Pickles are a refrigerator mainstay that make for the perfect sodium-packed snack, curbing your appetite and igniting your senses. However, many pickled vegetables sold in jars at the grocery store are full of sugar. With just a few ingredients, and just a little over one week, you learn how to pickle vegetables with lots of flavor and filled to the brim with healthy bacteria.
This very basic recipe will teach you how to pickle vegetables through fermentation. Once you learn how to pickle this way, you can customize the recipe in any way you choose, changing spices and vegetables. Wondering about the tea leaves you see in the ingredient list? Old-school pickling wisdom says that tannin-containing leaves, such as grape leaves or black tea leaves, can keep the vegetables from becoming too soft. This way, you are left with crispy-to-the-bite pickles!
How To Pickle Vegetables
Makes 1 quart
- 2 tablespoons fine sea salt, kosher salt or pickling salt
- 1 pinch of black tea leaves
- 3 cups seasonal vegetables, chopped to fit the glass jar
- 1 quart (4 cups) water
- 1-quart mason jar (or several smaller jars)
From the Organic Authority Files
Directions: Chop the vegetables into sticks or bite-sized pieces. Dissolve the salt in the water.
In the bottom of the mason jar(s), sprinkle the black tea leaves. Add the chopped vegetables, leaving at least 2 inches between the vegetables and the lid of the jar(s). Pour the brine over the vegetables so that the vegetables are 1 inch below the top of the brine. Use a small tea plate or a piece of root vegetable to fit in the jar and weigh down the vegetables to ensure that they are always submerged. Tighten the lid and place the jar in a stable environment between 65-85 degrees Fahrenheit that does not receive direct sunlight.

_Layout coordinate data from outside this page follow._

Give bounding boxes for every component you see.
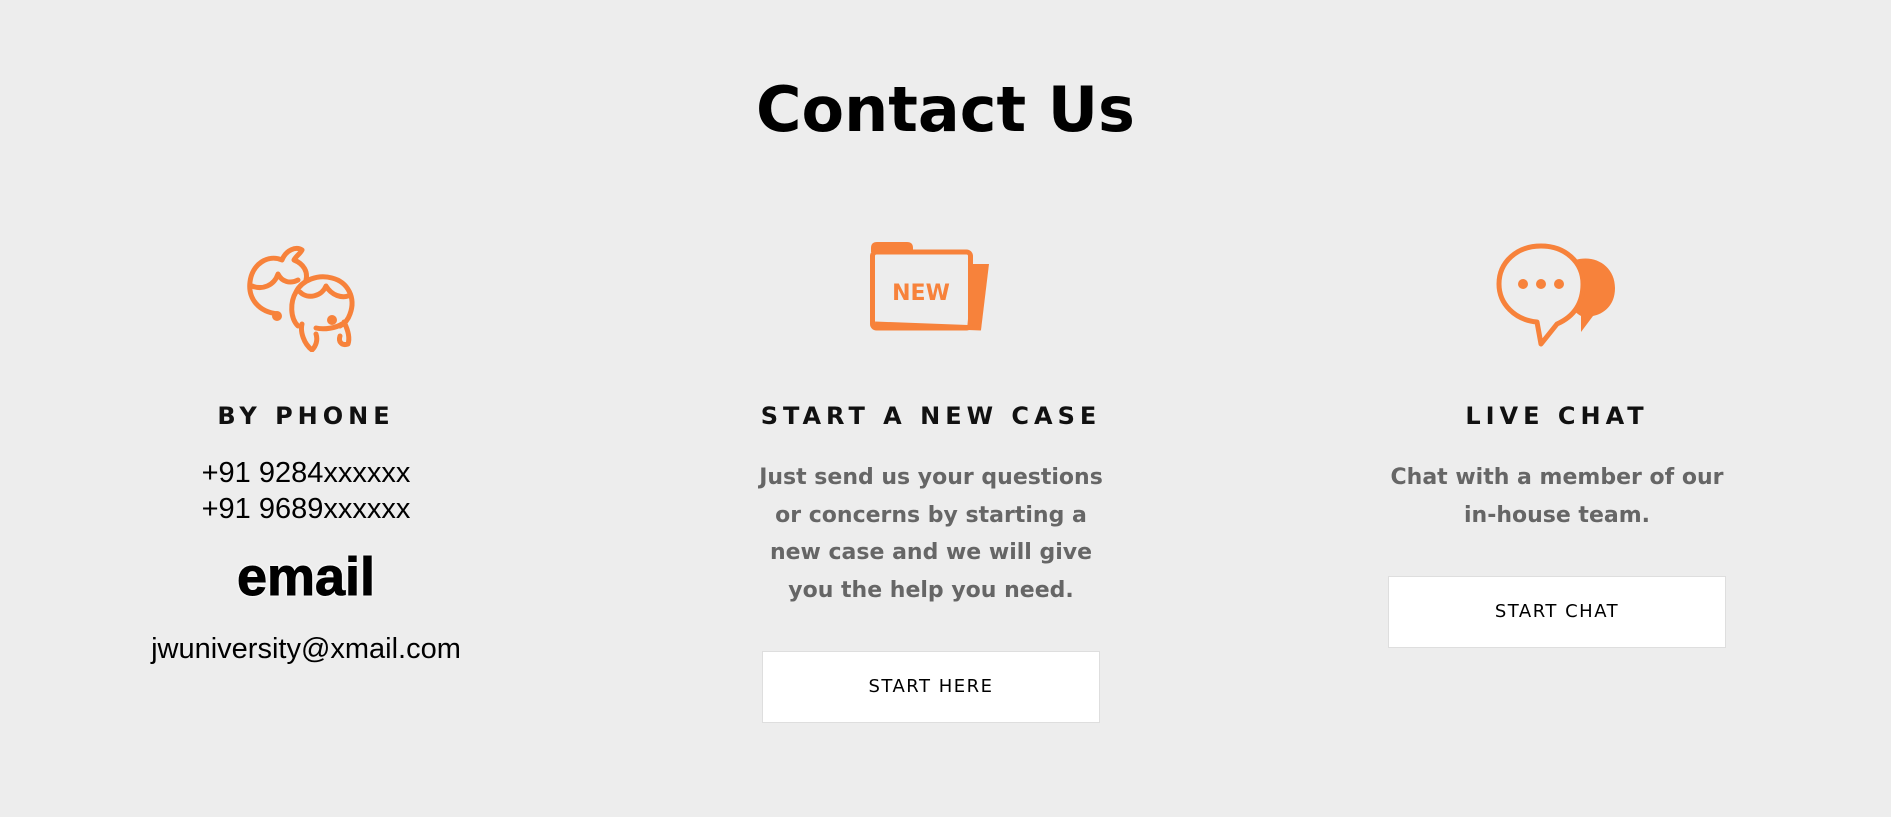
new-folder-icon-label: NEW (892, 281, 950, 306)
start-here-button[interactable]: START HERE (762, 651, 1100, 723)
new-folder-icon-wrap: NEW (691, 240, 1171, 360)
chat-bubbles-icon-wrap (1317, 240, 1797, 360)
page-title: Contact Us (756, 73, 1135, 146)
support-agents-icon (247, 245, 355, 352)
new-case-description: Just send us your questions or concerns … (759, 465, 1103, 603)
phone-number[interactable]: +91 9689xxxxxx (66, 491, 546, 527)
live-chat-description: Chat with a member of our in-house team. (1390, 465, 1724, 528)
new-case-heading: START A NEW CASE (760, 402, 1102, 430)
email-heading: email (236, 547, 376, 608)
support-agents-icon-wrap (66, 240, 546, 360)
live-chat-heading: LIVE CHAT (1465, 402, 1649, 430)
new-case-column: NEW START A NEW CASE Just send us your q… (691, 240, 1171, 723)
start-chat-button[interactable]: START CHAT (1388, 576, 1726, 648)
phone-heading: BY PHONE (217, 402, 395, 430)
chat-bubbles-icon (1496, 243, 1615, 347)
new-folder-icon: NEW (870, 242, 989, 331)
phone-number-list: +91 9284xxxxxx +91 9689xxxxxx (66, 455, 546, 527)
phone-contact-column: BY PHONE +91 9284xxxxxx +91 9689xxxxxx e… (66, 240, 546, 667)
live-chat-column: LIVE CHAT Chat with a member of our in-h… (1317, 240, 1797, 648)
phone-number[interactable]: +91 9284xxxxxx (66, 455, 546, 491)
email-address[interactable]: jwuniversity@xmail.com (66, 631, 546, 667)
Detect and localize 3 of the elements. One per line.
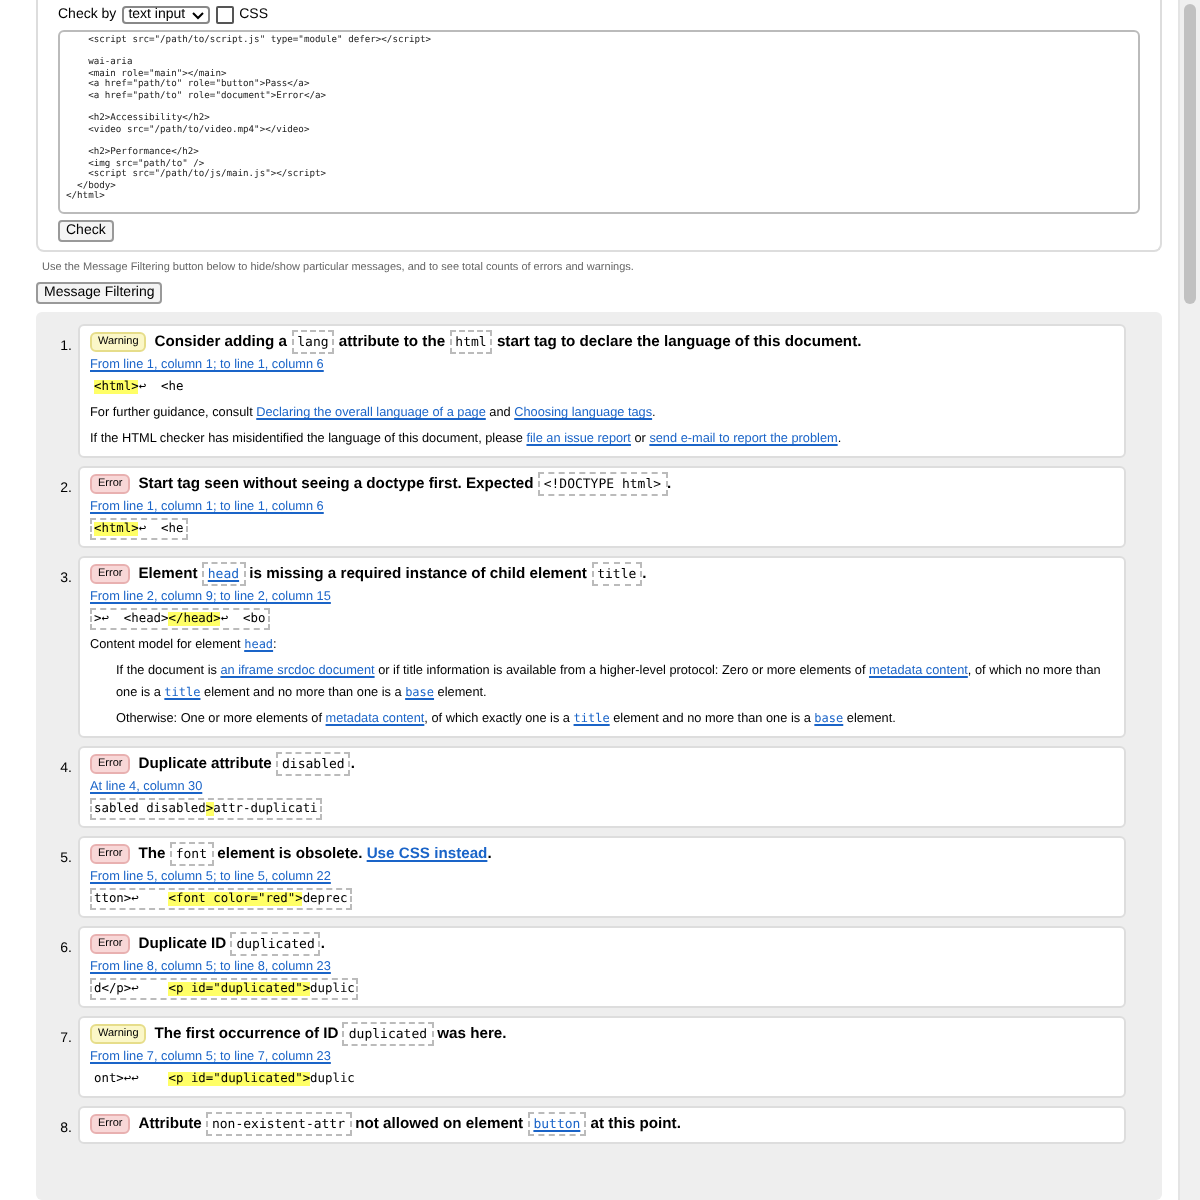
chevron-down-icon — [191, 11, 204, 19]
scrollbar[interactable] — [1178, 0, 1200, 1200]
css-checkbox[interactable] — [215, 6, 234, 24]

Check on the lid daily to make sure it is not blown up from gas pressure. Simple loosen the lid to release gas and then tighten it again. After 8-10 days, the pickled vegetables should be ready. You will notice fermentation has taken place when you see bubbles forming in the brine. Store in the refrigerator thereafter. Enjoy in salads, as a palette cleanser between dishes, or as a snack to stave off hunger.